Senior Research Associate

Research Summary

My work often focuses on intangible aspects of human subjectivity that enables humans to change and transform social life. I analyse human agency and investigate its creative and imaginative capacities. In my current ERC-funded project “Takhayyul”, I direct this focus towards the political transformation. The project is part of the turn towards dreams, desire, hope, nostalgia, and aspiration but it has yet to take effect in research on Islamist thought and practice. The failure to include imaginations and fantasies in political analysis is a result and malady of the Eurocentric rationality-oriented theories. We need fine-grained investigations into subjective, emotive, and imaginative forces. This project contributes to a wide array of scholarship ranging from political movements, to populism, toxic nationalism, and imaginative/emotional visions of total domination as major challenges to social and political life.

Takhayyul is a collaborative study that will ethnographically excavate the imaginative forces in the formation of populist Islamist aspirations in the Balkans, the Middle East, and South Asia.

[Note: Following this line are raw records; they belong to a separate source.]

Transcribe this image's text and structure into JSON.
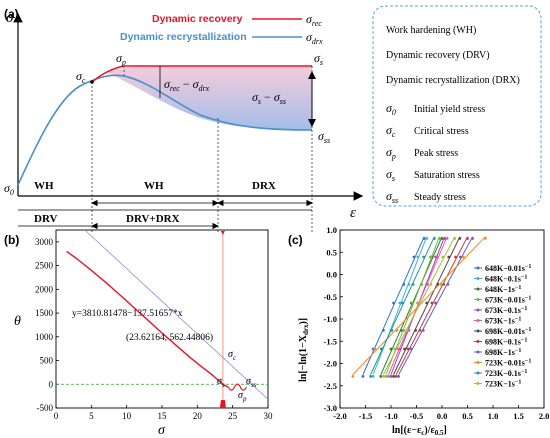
{
  "panel_a": {
    "label": "(a)",
    "y_symbol": "σ",
    "x_symbol": "ε",
    "legend": [
      {
        "name": "Dynamic recovery",
        "symbol": "σ",
        "sub": "rec",
        "color": "#e8142a"
      },
      {
        "name": "Dynamic recrystallization",
        "symbol": "σ",
        "sub": "drx",
        "color": "#4a90c8"
      }
    ],
    "points": {
      "sigma0": {
        "sym": "σ",
        "sub": "0"
      },
      "sigmac": {
        "sym": "σ",
        "sub": "c"
      },
      "sigmap": {
        "sym": "σ",
        "sub": "p"
      },
      "sigmas": {
        "sym": "σ",
        "sub": "s"
      },
      "sigmass": {
        "sym": "σ",
        "sub": "ss"
      }
    },
    "diff_drx": {
      "a": "σ",
      "asub": "rec",
      "op": " − ",
      "b": "σ",
      "bsub": "drx"
    },
    "diff_ss": {
      "a": "σ",
      "asub": "s",
      "op": " − ",
      "b": "σ",
      "bsub": "ss"
    },
    "stages_top": [
      "WH",
      "WH",
      "DRX"
    ],
    "stages_bottom": [
      "DRV",
      "DRV+DRX"
    ],
    "info_box": {
      "items": [
        "Work hardening (WH)",
        "Dynamic recovery (DRV)",
        "Dynamic recrystallization (DRX)"
      ],
      "symbols": [
        {
          "sym": "σ",
          "sub": "0",
          "desc": "Initial yield stress"
        },
        {
          "sym": "σ",
          "sub": "c",
          "desc": "Critical stress"
        },
        {
          "sym": "σ",
          "sub": "p",
          "desc": "Peak stress"
        },
        {
          "sym": "σ",
          "sub": "s",
          "desc": "Saturation stress"
        },
        {
          "sym": "σ",
          "sub": "ss",
          "desc": "Steady stress"
        }
      ]
    }
  },
  "panel_b": {
    "label": "(b)",
    "equation": "y=3810.81478−137.51657*x",
    "point_text": "(23.62164, 562.44806)",
    "ylabel": "θ",
    "xlabel": "σ",
    "annot": [
      {
        "sym": "σ",
        "sub": "c"
      },
      {
        "sym": "σ",
        "sub": "s"
      },
      {
        "sym": "σ",
        "sub": "p"
      },
      {
        "sym": "σ",
        "sub": "ss"
      }
    ],
    "chart_data": {
      "type": "line",
      "xlim": [
        0,
        30
      ],
      "ylim": [
        -500,
        3250
      ],
      "xticks": [
        "0",
        "5",
        "10",
        "15",
        "20",
        "25",
        "30"
      ],
      "yticks": [
        "-500",
        "0",
        "500",
        "1000",
        "1500",
        "2000",
        "2500",
        "3000"
      ],
      "curve": {
        "x": [
          1.5,
          3,
          5,
          7,
          9,
          11,
          13,
          15,
          17,
          19,
          20.5,
          22,
          23,
          23.62,
          24.1,
          24.4
        ],
        "y": [
          2800,
          2640,
          2400,
          2150,
          1890,
          1620,
          1350,
          1080,
          820,
          560,
          380,
          210,
          80,
          0,
          -40,
          -60
        ]
      },
      "fit_line": {
        "x": [
          -5,
          30
        ],
        "slope": -137.51657,
        "intercept": 3810.81478
      },
      "vline_x": 23.62,
      "zero_line": true
    }
  },
  "panel_c": {
    "label": "(c)",
    "ylabel": "ln[−ln(1−X",
    "ylabel_sub": "drx",
    "ylabel_end": ")]",
    "xlabel": "ln[(ε−ε",
    "xlabel_sub": "c",
    "xlabel_mid": ")/ε",
    "xlabel_sub2": "0.5",
    "xlabel_end": "]",
    "chart_data": {
      "type": "scatter",
      "xlim": [
        -2.0,
        2.0
      ],
      "ylim": [
        -3.0,
        1.0
      ],
      "xticks": [
        "-2.0",
        "-1.5",
        "-1.0",
        "-0.5",
        "0.0",
        "0.5",
        "1.0",
        "1.5",
        "2.0"
      ],
      "yticks": [
        "-3.0",
        "-2.5",
        "-2.0",
        "-1.5",
        "-1.0",
        "-0.5",
        "0.0",
        "0.5",
        "1.0"
      ],
      "series": [
        {
          "name": "648K−0.01s",
          "exp": "−1",
          "color": "#2f6fd6",
          "x0": -1.55,
          "x1": -0.35
        },
        {
          "name": "648K−0.1s",
          "exp": "−1",
          "color": "#38b8d8",
          "x0": -1.35,
          "x1": -0.3
        },
        {
          "name": "648K−1s",
          "exp": "−1",
          "color": "#2f7a3a",
          "x0": -1.2,
          "x1": 0.0
        },
        {
          "name": "673K−0.01s",
          "exp": "−1",
          "color": "#6fbf3a",
          "x0": -1.1,
          "x1": -0.05
        },
        {
          "name": "673K−0.1s",
          "exp": "−1",
          "color": "#a040c0",
          "x0": -1.0,
          "x1": 0.05
        },
        {
          "name": "673K−1s",
          "exp": "−1",
          "color": "#e85aa8",
          "x0": -1.05,
          "x1": 0.1
        },
        {
          "name": "698K−0.01s",
          "exp": "−1",
          "color": "#4a4a4a",
          "x0": -0.95,
          "x1": 0.35
        },
        {
          "name": "698K−0.1s",
          "exp": "−1",
          "color": "#c83a3a",
          "x0": -0.9,
          "x1": 0.5
        },
        {
          "name": "698K−1s",
          "exp": "−1",
          "color": "#6a5acd",
          "x0": -0.85,
          "x1": 0.6
        },
        {
          "name": "723K−0.01s",
          "exp": "−1",
          "color": "#f08a24",
          "x0": -1.75,
          "x1": 0.85
        },
        {
          "name": "723K−0.1s",
          "exp": "−1",
          "color": "#1f9a8a",
          "x0": -1.4,
          "x1": -0.15
        },
        {
          "name": "723K−1s",
          "exp": "−1",
          "color": "#a8c030",
          "x0": -1.15,
          "x1": 0.25
        }
      ]
    }
  }
}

This project seeks to contribute to global prosperity by offering a fresh perspective that does not reproduce the tropes on irrationality. Instead, it is designed to provide a sound theoretical ground upon which to delineate the ways populist forms of Islamist politics forge imaginative landscapes beyond the borders of nation-states.

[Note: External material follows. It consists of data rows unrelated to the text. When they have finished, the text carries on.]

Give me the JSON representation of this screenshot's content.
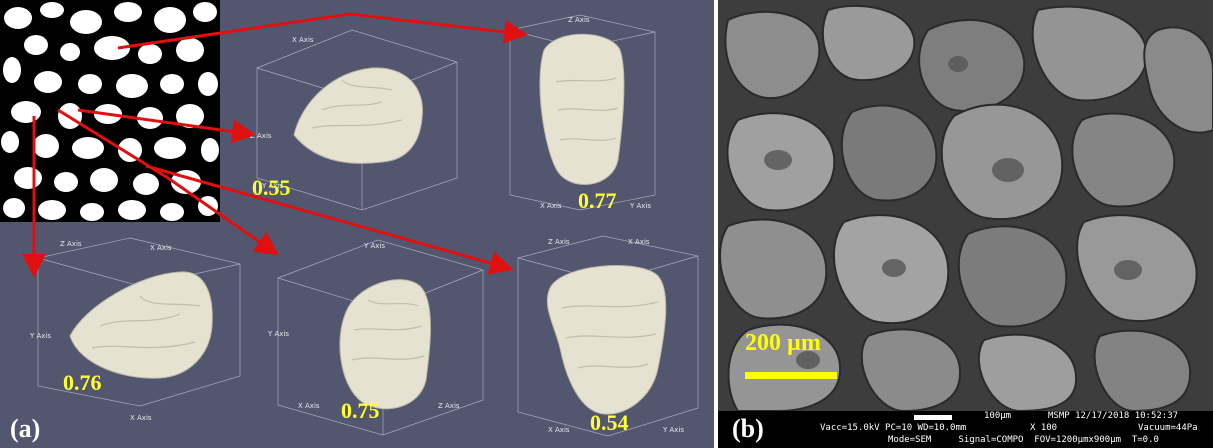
{
  "panel_a": {
    "label": "(a)",
    "shape_values": [
      "0.55",
      "0.77",
      "0.76",
      "0.75",
      "0.54"
    ],
    "axis_labels": {
      "x": "X Axis",
      "y": "Y Axis",
      "z": "Z Axis"
    },
    "colors": {
      "background": "#52566f",
      "particle": "#e6e2d2",
      "arrow": "#e01010",
      "value_text": "#ffff33"
    }
  },
  "panel_b": {
    "label": "(b)",
    "scale_label": "200 µm",
    "micro_scale": "100µm",
    "sem_info": {
      "instrument": "MSMP 12/17/2018 10:52:37",
      "line1_left": "Vacc=15.0kV PC=10 WD=10.0mm",
      "magnification": "X 100",
      "vacuum": "Vacuum=44Pa",
      "line2": "Mode=SEM     Signal=COMPO  FOV=1200µmx900µm  T=0.0"
    },
    "colors": {
      "scale": "#ffff00",
      "footer": "#000000"
    }
  }
}
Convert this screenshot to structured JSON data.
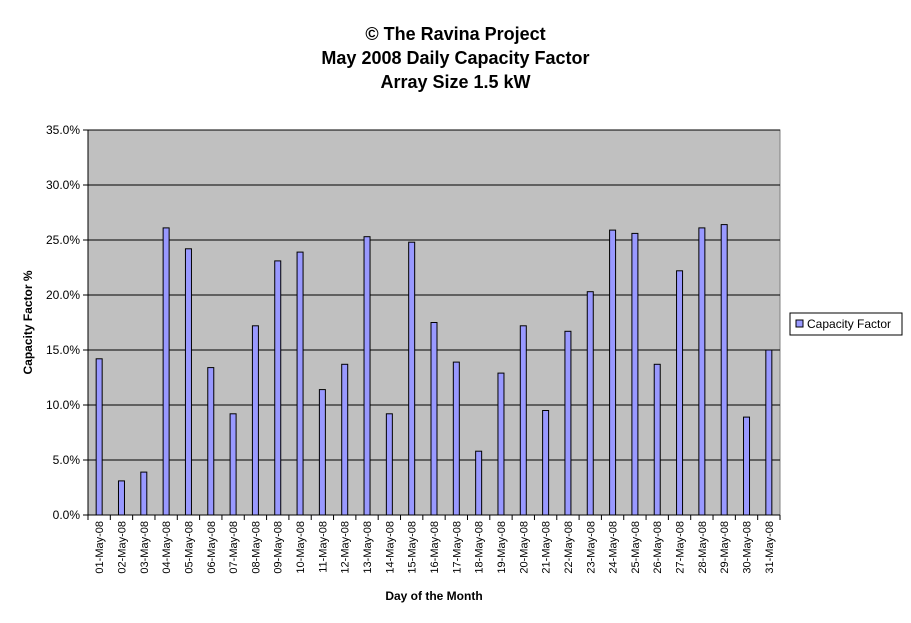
{
  "chart_data": {
    "type": "bar",
    "title_lines": [
      "© The Ravina Project",
      "May 2008 Daily Capacity Factor",
      "Array Size 1.5 kW"
    ],
    "xlabel": "Day of the Month",
    "ylabel": "Capacity Factor %",
    "ylim": [
      0,
      35
    ],
    "y_ticks": [
      0,
      5,
      10,
      15,
      20,
      25,
      30,
      35
    ],
    "y_tick_labels": [
      "0.0%",
      "5.0%",
      "10.0%",
      "15.0%",
      "20.0%",
      "25.0%",
      "30.0%",
      "35.0%"
    ],
    "grid": true,
    "legend_position": "right",
    "categories": [
      "01-May-08",
      "02-May-08",
      "03-May-08",
      "04-May-08",
      "05-May-08",
      "06-May-08",
      "07-May-08",
      "08-May-08",
      "09-May-08",
      "10-May-08",
      "11-May-08",
      "12-May-08",
      "13-May-08",
      "14-May-08",
      "15-May-08",
      "16-May-08",
      "17-May-08",
      "18-May-08",
      "19-May-08",
      "20-May-08",
      "21-May-08",
      "22-May-08",
      "23-May-08",
      "24-May-08",
      "25-May-08",
      "26-May-08",
      "27-May-08",
      "28-May-08",
      "29-May-08",
      "30-May-08",
      "31-May-08"
    ],
    "series": [
      {
        "name": "Capacity Factor",
        "values": [
          14.2,
          3.1,
          3.9,
          26.1,
          24.2,
          13.4,
          9.2,
          17.2,
          23.1,
          23.9,
          11.4,
          13.7,
          25.3,
          9.2,
          24.8,
          17.5,
          13.9,
          5.8,
          12.9,
          17.2,
          9.5,
          16.7,
          20.3,
          25.9,
          25.6,
          13.7,
          22.2,
          26.1,
          26.4,
          8.9,
          15.0
        ]
      }
    ],
    "colors": {
      "bar_fill": "#9999ff",
      "bar_stroke": "#000000",
      "plot_bg": "#c0c0c0",
      "gridline": "#000000"
    }
  }
}
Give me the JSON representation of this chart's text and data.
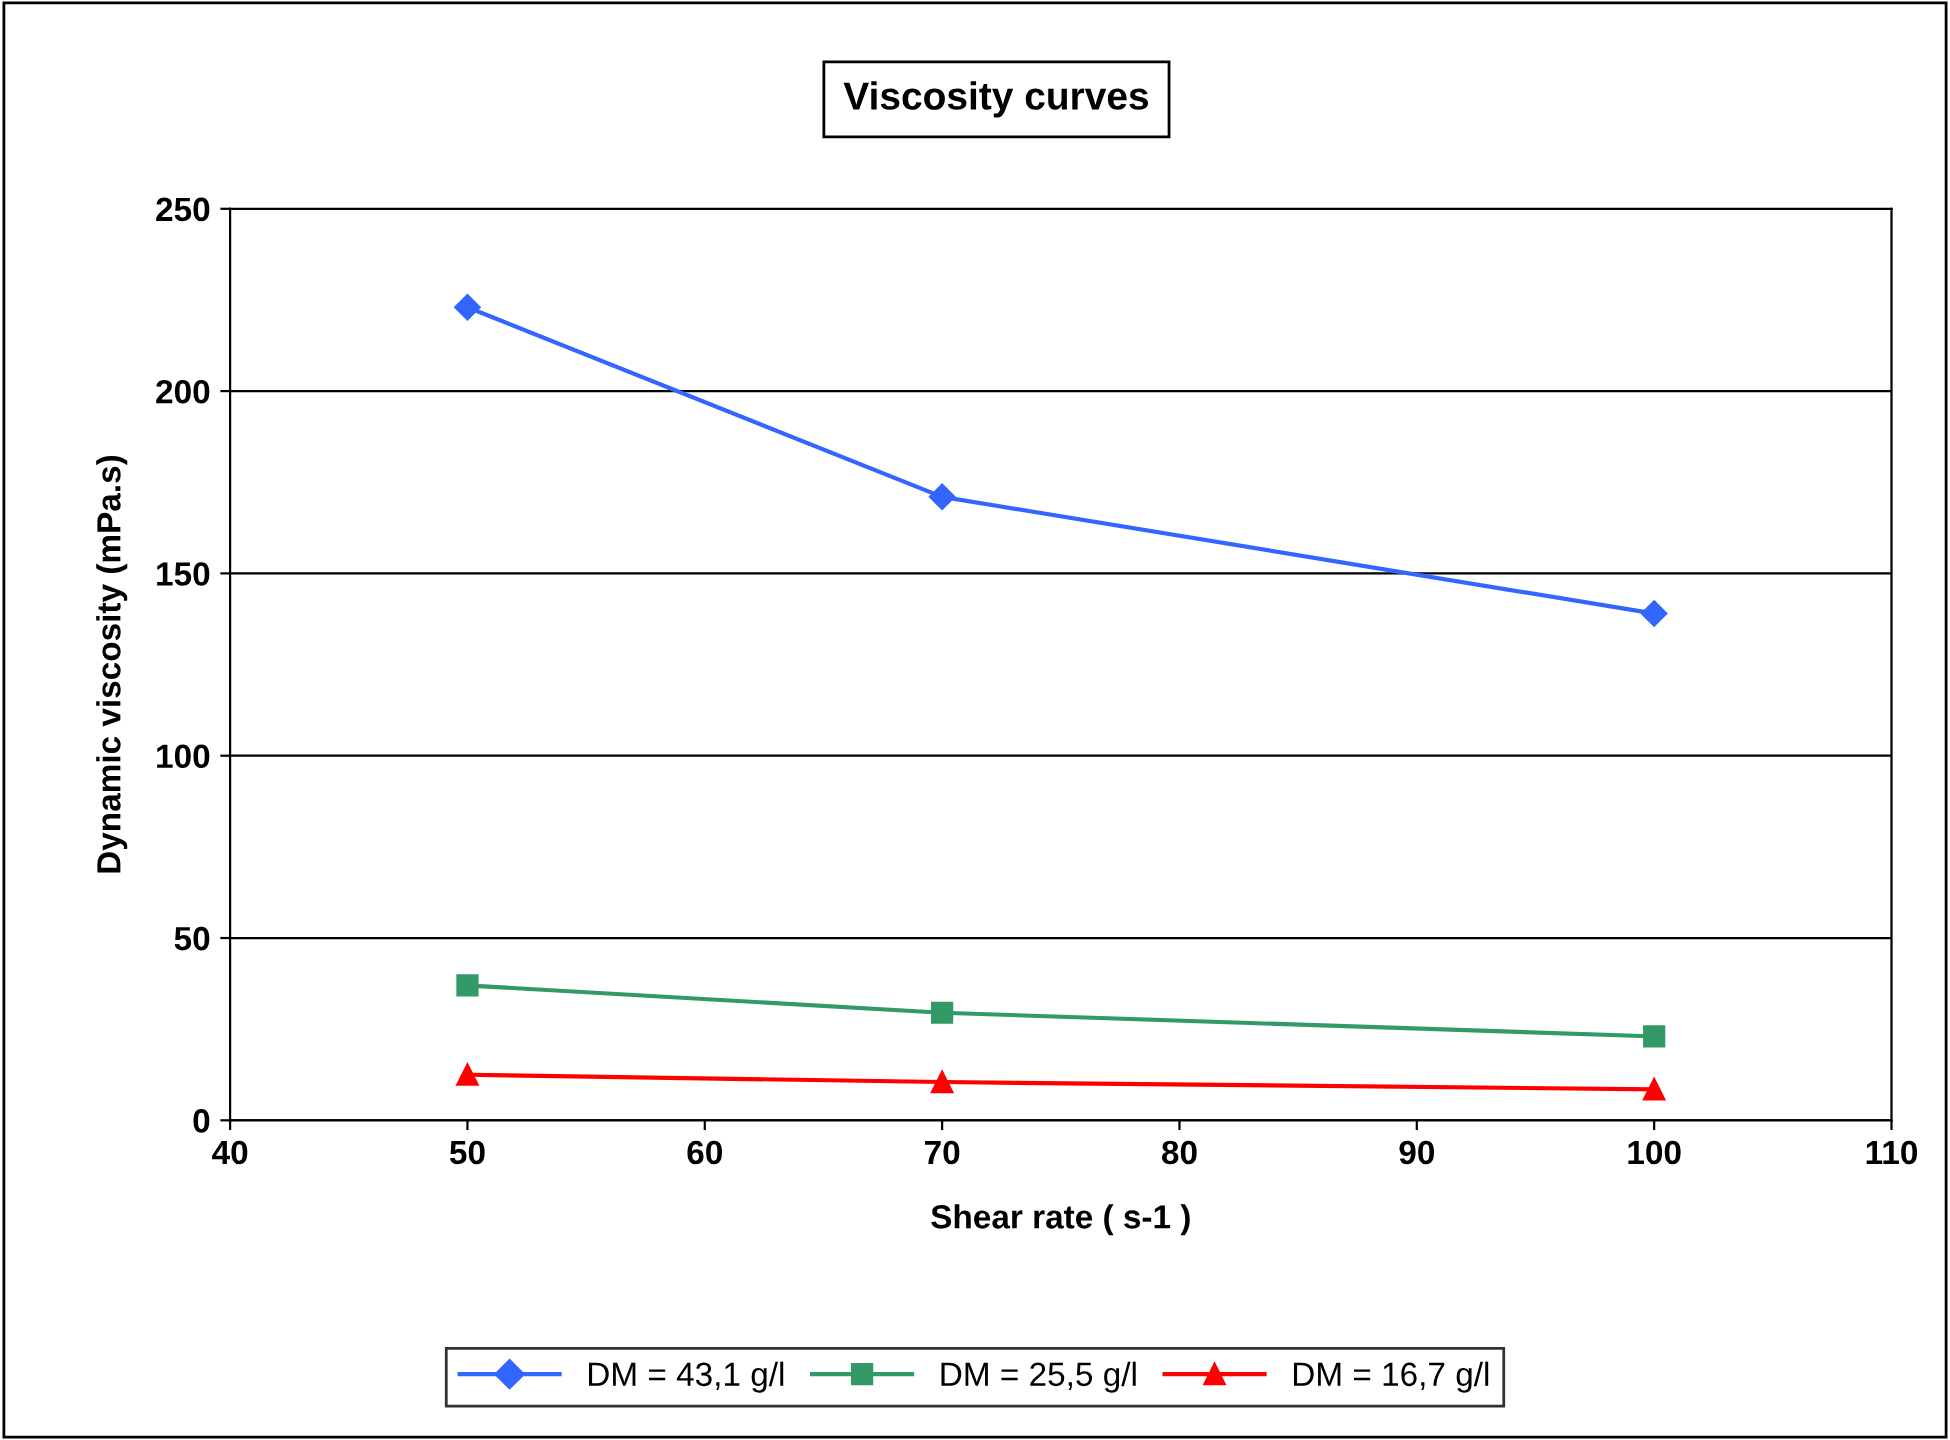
{
  "chart_data": {
    "type": "line",
    "title": "Viscosity curves",
    "xlabel": "Shear rate ( s-1 )",
    "ylabel": "Dynamic viscosity (mPa.s)",
    "x": [
      50,
      70,
      100
    ],
    "series": [
      {
        "name": "DM = 43,1 g/l",
        "color": "#3366ff",
        "marker": "diamond",
        "values": [
          223,
          171,
          139
        ]
      },
      {
        "name": "DM = 25,5 g/l",
        "color": "#339966",
        "marker": "square",
        "values": [
          37,
          29.5,
          23
        ]
      },
      {
        "name": "DM = 16,7 g/l",
        "color": "#ff0000",
        "marker": "triangle",
        "values": [
          12.5,
          10.5,
          8.5
        ]
      }
    ],
    "xlim": [
      40,
      110
    ],
    "xticks": [
      40,
      50,
      60,
      70,
      80,
      90,
      100,
      110
    ],
    "ylim": [
      0,
      250
    ],
    "yticks": [
      0,
      50,
      100,
      150,
      200,
      250
    ],
    "grid": "y",
    "legend": "bottom",
    "line_style": "solid"
  }
}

I have formerly worked on human subjectivity and its agentive and imaginative capacities mostly through an analysis of gender and sexuality. My first single-authored book, “Working Out Desire: Women, Sport, and Self-Making in Istanbul”, (2020) is a study of desiring self-making. It examines an urban trend spor merakı (interest/curiosity in sport) as an object of desire shared by a broad and diverse group of women. The book also places women’s desiring subjectivity at the centre of analysis and thus pushes back against the conventional boundaries of scholarly interest in Muslim women as pious subjects. It presents the ways in which women's changing habits, leisure and self-formation in the Muslim world and the Middle East are connected to their agentive capacities to shift and transform their conditions and socio-cultural capabilities.

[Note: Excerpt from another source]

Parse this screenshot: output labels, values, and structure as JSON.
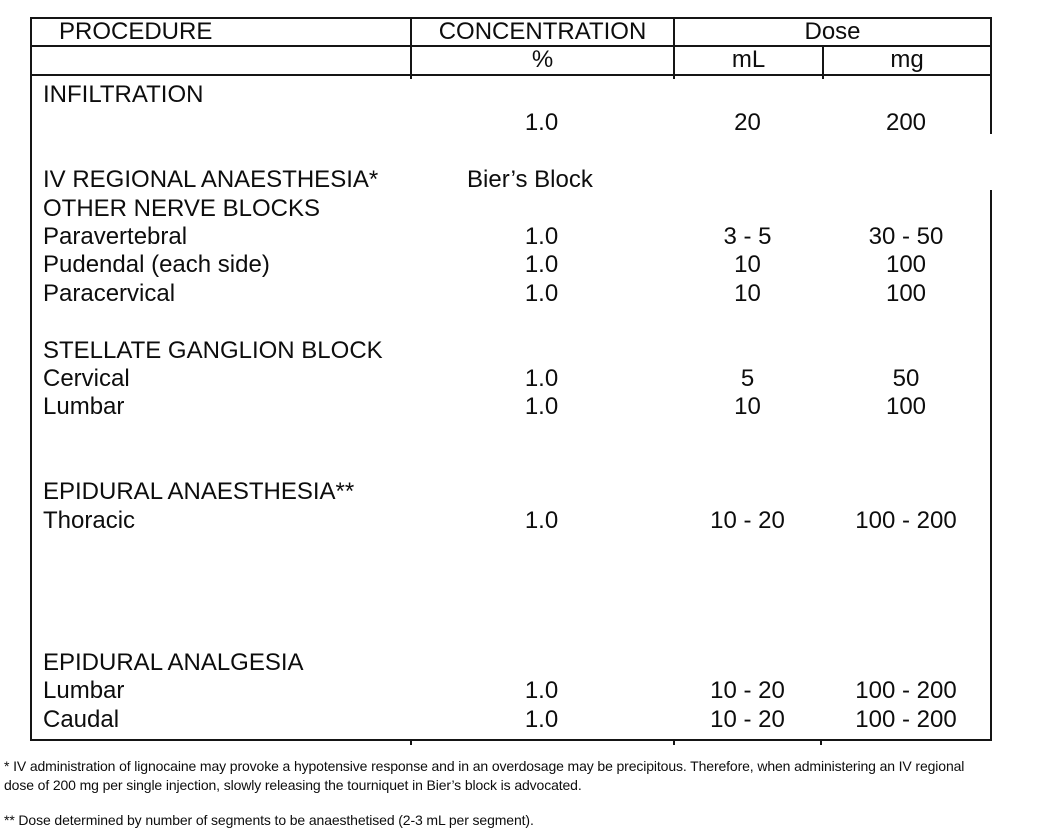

The realms of desire, everyday life, and leisure inevitably plead for ethnographic enquiry that crystallizes dynamics of sexuality, normativity, and intimacy in the geographies that I work with, namely the Middle East. I published one edited volume (“The Everyday Makings of Heteronormativity: Cross-Cultural Explorations of Sex, Gender, and Sexuality” by Lexington), two special issues and three articles on the subject. In this set of work, I highlight how the mundane operations in everyday life provide a metacultural intelligibility for heteronormativity based on sexual scripts, normative spaces, and gendered acts. I examine the normative coherency and privilege and explore in ethnographic detail the operations and making of heteronormative devices: material, affective, narrative, spatial, and bodily. 

I am currently accepting PhD applications on topics related to ethical imagination in the Middle East and the Balkans.